Does the words highlighted in red sounds Indian or Chinese???
Buddha's Conception and birth
Siddhartha was born in Lumbini[7] and raised in the small kingdom or principality of Kapilvastu, both of which are in modern day Nepal. Culturally, these can be considered part of the broader region of Ancient India.[8] His father was King Suddhodana[citation needed], the chief of the Shakya nation, one of several ancient tribes in the growing state of Kosala; Gautama was the family name. His mother, Queen Maha Maya (Māyādevī) and Suddhodana's wife, was a Koliyan princess. On the night Siddhartha was conceived, Queen Maya dreamt that a white elephant with six white tusks entered her right side[9], and ten lunar months later Siddhartha was born. As was the Shakya tradition, when his mother Queen Maya became pregnant, she left Kapilvastu for her father's kingdom to give birth. However, she gave birth on the way, at Lumbini, in a garden beneath a sal tree.
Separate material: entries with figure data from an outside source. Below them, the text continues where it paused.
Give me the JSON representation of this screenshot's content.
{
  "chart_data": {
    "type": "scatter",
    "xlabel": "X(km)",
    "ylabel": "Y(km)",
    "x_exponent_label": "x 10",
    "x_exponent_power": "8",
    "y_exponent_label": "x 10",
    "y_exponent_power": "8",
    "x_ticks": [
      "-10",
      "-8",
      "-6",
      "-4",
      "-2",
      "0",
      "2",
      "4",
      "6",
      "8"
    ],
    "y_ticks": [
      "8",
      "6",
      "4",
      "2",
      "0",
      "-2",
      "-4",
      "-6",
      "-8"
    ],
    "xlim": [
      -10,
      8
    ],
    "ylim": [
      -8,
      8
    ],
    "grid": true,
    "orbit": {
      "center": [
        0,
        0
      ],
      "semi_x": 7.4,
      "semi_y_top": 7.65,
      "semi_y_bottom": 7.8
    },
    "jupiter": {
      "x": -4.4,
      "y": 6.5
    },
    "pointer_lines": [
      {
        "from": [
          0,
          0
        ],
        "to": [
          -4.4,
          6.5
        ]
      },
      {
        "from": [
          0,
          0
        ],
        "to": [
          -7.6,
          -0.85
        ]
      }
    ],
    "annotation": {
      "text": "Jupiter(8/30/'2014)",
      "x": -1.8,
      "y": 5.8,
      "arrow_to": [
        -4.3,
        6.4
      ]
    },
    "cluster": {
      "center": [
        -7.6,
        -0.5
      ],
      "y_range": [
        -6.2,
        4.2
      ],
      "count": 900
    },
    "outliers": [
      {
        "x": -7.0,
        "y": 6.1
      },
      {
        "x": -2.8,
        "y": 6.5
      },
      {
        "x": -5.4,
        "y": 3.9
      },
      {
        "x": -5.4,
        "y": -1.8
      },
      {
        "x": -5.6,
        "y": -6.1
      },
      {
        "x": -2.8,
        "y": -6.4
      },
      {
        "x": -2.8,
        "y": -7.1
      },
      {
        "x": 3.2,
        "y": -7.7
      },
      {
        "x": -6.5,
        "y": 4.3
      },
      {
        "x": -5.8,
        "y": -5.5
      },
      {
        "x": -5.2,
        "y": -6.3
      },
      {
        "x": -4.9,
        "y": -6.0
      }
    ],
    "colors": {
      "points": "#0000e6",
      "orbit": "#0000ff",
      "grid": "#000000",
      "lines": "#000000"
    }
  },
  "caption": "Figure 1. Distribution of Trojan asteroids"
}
The day of the Buddha's birth is widely celebrated in Theravada countries as Vesak.[10] Various sources hold that the Buddha's mother died at his birth, a few days or seven days later. The infant was given the name Siddhartha (Pāli: Siddhatta), meaning "he who achieves his aim". During the birth celebrations, the hermit seer Asita journeyed from his mountain abode and announced that the child would either become a great king (chakravartin) or a great holy man. This occurred after Siddhartha placed his feet in Asita's hair and Asita examined the birthmarks. Suddhodarna held a naming ceremony on the fifth day, and invited eight brahmin scholars to read the future. All gave a dual prediction that the baby would either become a great king or a great holy man. Kaundinya (Pali: Kondanna), the youngest, and later to be the first arahant, was the only one who unequivocally predicted that Siddhartha would become a Buddha.[11]
While later tradition and legend characterized Śuddhodana as a hereditary monarch, the descendant of the Solar Dynasty of Ikṣvāku (Pāli: Okkāka), many scholars believe that Śuddhodana was the elected chief of a tribal confederacy.